Question 1. Is this correct? I have to evaluate
$\int_{\gamma}x^2+y^2 dz$, where $\gamma$ is the line segment from $i+2$ to $-i-1$
Step 1: Equation of line passing through $(2,1)$ and $(-1,-1) $is $y=\frac{2x-1}{3}$. Then, the line segment in the direction from $-i-1$ to $i+2$ is $\psi(t)=[t,\frac{2t-1}{3}]$, $\psi:[-1,2] \to \mathbb R^2$ (or $\mathbb C$).
Step 2: Thus, to have $\psi = -\gamma$, where the negative indicates opposite direction s.t. $\gamma$ is the line segment in the direction from $i+2$ to $-i-1$, we do $\gamma(a+b-t)=:-\gamma(t)=\psi(t)$, where $a=-1,b=2$.
Step 3 Solving for $\gamma(t)$, we get $\psi(a+b-t)=\gamma(t)$. Hence, $\gamma(t)=[1-t,\frac{2(1-t)-1}{3}]$, $\gamma:[-1,2] \to \mathbb R^2$ (or $\mathbb C$).

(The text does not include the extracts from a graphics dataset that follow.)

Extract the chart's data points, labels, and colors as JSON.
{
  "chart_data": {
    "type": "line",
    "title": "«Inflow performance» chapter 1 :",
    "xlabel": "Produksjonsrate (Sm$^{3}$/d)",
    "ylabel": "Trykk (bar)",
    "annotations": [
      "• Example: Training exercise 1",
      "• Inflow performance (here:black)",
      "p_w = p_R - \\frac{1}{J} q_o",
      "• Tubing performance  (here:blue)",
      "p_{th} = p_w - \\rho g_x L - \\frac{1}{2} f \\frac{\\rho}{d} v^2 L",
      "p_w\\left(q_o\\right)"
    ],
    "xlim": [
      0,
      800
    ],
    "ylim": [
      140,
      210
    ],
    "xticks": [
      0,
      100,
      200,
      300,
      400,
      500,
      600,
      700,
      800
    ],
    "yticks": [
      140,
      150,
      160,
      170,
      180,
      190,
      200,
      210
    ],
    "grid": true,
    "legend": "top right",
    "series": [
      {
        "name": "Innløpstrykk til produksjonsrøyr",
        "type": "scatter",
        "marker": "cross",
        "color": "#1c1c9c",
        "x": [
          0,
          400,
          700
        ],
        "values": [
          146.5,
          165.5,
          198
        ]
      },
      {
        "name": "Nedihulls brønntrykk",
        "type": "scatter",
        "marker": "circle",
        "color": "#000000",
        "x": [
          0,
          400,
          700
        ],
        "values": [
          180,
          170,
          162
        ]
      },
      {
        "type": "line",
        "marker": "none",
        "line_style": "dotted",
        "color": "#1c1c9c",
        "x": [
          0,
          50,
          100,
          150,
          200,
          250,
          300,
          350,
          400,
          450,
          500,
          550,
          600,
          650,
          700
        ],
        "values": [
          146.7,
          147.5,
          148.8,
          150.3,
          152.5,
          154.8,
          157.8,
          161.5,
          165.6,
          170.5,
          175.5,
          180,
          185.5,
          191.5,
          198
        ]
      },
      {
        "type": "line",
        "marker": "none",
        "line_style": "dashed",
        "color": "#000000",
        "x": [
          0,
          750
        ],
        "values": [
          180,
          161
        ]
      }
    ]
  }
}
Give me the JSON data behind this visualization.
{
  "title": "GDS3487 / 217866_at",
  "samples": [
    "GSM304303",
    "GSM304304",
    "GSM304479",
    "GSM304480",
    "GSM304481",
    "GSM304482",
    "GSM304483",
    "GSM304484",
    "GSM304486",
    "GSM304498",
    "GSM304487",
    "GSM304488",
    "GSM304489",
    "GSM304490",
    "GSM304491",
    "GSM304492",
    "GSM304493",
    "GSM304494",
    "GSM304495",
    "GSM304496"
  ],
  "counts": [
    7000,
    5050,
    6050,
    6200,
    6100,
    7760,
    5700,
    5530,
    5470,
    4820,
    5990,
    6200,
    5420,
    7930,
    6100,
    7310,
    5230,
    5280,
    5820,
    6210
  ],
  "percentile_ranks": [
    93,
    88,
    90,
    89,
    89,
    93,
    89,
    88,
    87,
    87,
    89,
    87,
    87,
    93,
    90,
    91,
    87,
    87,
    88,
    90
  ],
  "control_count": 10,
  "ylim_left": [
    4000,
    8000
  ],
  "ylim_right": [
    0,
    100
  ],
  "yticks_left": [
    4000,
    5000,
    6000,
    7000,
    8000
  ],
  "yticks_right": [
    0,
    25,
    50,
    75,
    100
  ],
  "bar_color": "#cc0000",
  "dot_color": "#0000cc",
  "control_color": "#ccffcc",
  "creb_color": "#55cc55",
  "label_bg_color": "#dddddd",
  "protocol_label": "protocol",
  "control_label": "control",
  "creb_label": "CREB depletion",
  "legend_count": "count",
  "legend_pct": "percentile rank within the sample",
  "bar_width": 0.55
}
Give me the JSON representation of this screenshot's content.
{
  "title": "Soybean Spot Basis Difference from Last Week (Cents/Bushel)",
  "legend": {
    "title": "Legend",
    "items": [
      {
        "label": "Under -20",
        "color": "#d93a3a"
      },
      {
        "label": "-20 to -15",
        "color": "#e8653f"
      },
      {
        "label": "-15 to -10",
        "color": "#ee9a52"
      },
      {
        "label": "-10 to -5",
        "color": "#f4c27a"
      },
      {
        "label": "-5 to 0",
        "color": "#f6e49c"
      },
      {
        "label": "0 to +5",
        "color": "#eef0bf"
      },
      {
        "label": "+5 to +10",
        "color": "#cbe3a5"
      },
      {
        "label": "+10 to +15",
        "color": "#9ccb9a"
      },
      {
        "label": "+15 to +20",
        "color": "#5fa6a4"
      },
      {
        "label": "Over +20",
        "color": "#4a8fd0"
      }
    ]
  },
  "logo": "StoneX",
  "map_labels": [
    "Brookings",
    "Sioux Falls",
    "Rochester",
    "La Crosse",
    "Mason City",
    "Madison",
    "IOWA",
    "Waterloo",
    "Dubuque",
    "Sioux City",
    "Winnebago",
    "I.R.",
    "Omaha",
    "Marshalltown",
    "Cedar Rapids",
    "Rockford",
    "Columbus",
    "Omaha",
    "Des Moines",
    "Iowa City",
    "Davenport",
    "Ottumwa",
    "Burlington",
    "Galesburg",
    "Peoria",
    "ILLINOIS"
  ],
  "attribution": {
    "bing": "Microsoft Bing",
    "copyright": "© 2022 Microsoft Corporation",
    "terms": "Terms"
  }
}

Step 4: Therefore, $\int_{\gamma}x^2+y^2 dz$
$$= \int_{-1}^2 ((1-t)^2+(\frac{2(1-t)-1}{3})^2) [(-1)+i(-\frac23)]dt$$
$$ = \int_{-1}^2 ((1-t)^2+(\frac{2(1-t)-1}{3})^2) [(-1)]dt$$
$$+i \int_{-1}^2 ((1-t)^2+(\frac{2(1-t)-1}{3})^2) [(-\frac23)]dt$$
$$=...\text{(easy to check wolfram. see below)}$$
$$= -4+i(\frac{-8}{3})$$
Wolfram: real part. imaginary part.
Question 2. Btw $x^2+y^2 = |z|^2$ right?